The novel, which combines fiction with autobiography and history, is grounded in the reality of late 1970s - early 1980s Communist Romania.
"By turns wildly inventive, philosophical, and lyrical, with passages of great beauty, Solenoid is the work of a major European writer who is still relatively little known to English-language readers. Sean Cotter's translation of the novel sets out to change that situation, capturing the lyrical precision of the original, thereby opening up Cărtărescu's work to an entirely new readership," the jury commented.
The novel, published in English by Deep Vellum Publishing, was named the fiction book of the year in the United States by the Los Angeles Times last year.
Cărtărescu is the first Romanian author to win the Dublin Literary Award, and Solenoid was the only translated work to make it on the shortlist this year.
Orhan Pamuk, Michel Houellebecq, Javier Marías, Colm Tóibín, Herta Müller, and Jim Crace are among the previous winners of the accolade.
Published in Romanian in 2015 by Humanitas Publishing House, Solenoid has been translated into Spanish, Catalan, Swedish, French, German, Slovak, Bulgarian, Croatian, Italian, Danish, Dutch, Norwegian, and Hungarian.
Solenoid was nominated for the 2024 Dublin Literary Award by the Octavian Goga Cluj County Library.
Presented annually, the award is worth EUR 100,000 for a single work of international fiction written or a work of fiction translated into English.
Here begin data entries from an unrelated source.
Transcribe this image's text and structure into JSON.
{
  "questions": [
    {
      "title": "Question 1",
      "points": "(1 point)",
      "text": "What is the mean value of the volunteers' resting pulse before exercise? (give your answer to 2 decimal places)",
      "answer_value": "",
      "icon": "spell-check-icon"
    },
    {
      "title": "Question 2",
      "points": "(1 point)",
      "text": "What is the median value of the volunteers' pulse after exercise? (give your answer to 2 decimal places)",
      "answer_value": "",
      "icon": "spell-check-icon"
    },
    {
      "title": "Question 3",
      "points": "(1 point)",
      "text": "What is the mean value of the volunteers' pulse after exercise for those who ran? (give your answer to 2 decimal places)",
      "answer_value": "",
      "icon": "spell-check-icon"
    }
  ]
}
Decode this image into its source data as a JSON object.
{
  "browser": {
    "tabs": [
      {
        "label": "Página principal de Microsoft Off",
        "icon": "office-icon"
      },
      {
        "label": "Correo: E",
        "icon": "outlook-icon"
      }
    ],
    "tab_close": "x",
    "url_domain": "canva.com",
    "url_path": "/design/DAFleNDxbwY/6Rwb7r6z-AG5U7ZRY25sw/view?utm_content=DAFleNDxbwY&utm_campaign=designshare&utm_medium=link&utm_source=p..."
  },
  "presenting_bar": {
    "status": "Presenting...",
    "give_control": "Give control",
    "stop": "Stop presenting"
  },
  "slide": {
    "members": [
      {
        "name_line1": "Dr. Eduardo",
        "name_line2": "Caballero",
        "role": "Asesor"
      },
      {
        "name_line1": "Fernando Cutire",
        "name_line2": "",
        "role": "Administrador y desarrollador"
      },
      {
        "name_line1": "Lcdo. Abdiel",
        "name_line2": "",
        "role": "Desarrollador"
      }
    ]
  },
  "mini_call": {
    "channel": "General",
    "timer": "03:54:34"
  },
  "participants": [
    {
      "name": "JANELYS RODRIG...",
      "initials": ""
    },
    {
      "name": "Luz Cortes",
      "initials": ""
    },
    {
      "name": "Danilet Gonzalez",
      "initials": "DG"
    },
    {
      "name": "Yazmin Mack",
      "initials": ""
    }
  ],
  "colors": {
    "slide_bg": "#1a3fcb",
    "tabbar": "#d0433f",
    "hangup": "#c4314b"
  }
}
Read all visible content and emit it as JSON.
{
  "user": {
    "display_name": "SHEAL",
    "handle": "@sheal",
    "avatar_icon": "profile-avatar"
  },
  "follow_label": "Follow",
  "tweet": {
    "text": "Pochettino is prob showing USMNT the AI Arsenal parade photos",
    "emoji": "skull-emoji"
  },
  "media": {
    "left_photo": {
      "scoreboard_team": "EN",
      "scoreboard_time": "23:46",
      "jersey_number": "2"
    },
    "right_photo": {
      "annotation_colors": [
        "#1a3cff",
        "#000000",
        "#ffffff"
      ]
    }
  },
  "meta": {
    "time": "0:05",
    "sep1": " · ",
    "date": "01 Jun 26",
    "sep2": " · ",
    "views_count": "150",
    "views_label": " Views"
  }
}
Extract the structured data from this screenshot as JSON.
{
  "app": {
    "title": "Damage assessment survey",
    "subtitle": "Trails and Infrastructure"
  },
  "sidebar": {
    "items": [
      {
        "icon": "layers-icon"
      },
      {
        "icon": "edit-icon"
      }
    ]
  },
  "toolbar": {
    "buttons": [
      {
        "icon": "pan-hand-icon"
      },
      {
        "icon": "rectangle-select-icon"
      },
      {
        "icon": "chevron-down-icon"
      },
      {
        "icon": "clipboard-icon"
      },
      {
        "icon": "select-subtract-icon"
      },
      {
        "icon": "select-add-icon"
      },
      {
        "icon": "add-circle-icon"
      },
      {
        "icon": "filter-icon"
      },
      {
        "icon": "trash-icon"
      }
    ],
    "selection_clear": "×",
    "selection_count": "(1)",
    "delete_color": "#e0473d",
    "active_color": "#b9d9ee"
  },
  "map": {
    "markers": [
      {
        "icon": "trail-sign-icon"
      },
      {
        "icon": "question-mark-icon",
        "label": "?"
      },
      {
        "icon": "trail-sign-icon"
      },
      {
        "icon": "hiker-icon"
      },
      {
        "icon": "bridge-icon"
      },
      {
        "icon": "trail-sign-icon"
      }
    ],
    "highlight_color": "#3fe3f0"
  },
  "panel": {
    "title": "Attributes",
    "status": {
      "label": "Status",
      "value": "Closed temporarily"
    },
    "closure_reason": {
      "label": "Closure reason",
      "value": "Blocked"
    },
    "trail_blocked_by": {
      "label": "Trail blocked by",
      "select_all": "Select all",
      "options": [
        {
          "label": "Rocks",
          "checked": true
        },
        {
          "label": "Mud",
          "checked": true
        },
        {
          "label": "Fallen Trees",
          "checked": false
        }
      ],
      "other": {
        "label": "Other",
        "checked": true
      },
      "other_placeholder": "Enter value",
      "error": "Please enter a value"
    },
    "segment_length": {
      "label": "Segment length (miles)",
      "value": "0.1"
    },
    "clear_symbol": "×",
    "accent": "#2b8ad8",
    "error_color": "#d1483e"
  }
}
If the winning book is in English translation, the author receives EUR 75,000 and the translator, EUR 25,000.
Cărtărescu is one of the most translated and awarded Romanian authors. A lot of his work is available in English, French, Spanish or German and can be read overall in more than 20 languages.
In 2018, he received the Thomas Mann Prize, jointly awarded by the Hanseatic City of Lübeck and the Bavarian Academy of Fine Arts, and the Prix Formentor (Premio Formentor de las Letras). In 2016, he won the Premio Gregor von Rezzori for best foreign fiction work translated in Italy at the Festival degli Scrittori organized in Florence. He received the award for the second volume of the trilogy Orbitor (Blinding). In 2015, he received two international literary distinctions: the Austrian State Prize for European Literature in recognition of his entire work and the Leipzig Book Award for European Understanding for his trilogy Blinding.
In 2014, he received the Euskadi de Plata award in San Sebastian, and the Spanish Tormenta en un vaso award, granted to works presented the previous year at the Madrid Book Fair (Feria del Libro de Madrid). In 2013, Cărtărescu received two other awards: the Grand Award of the Novi Sad International Poetry Festival and the Swiss Spycher — Literaturpreis Leuk award. In 2012, he was awarded the Haus der Kulturen der Welt International Literature award in Berlin, while a year earlier, in 2011, he received the Vileniča International Award for Literature. In 2005, he received the Italian literary award Giuseppe Acerbi.
In 2022, he was granted the FIL Literary Award in Romance Languages, awarded during the Guadalajara International Book Fair (FIL).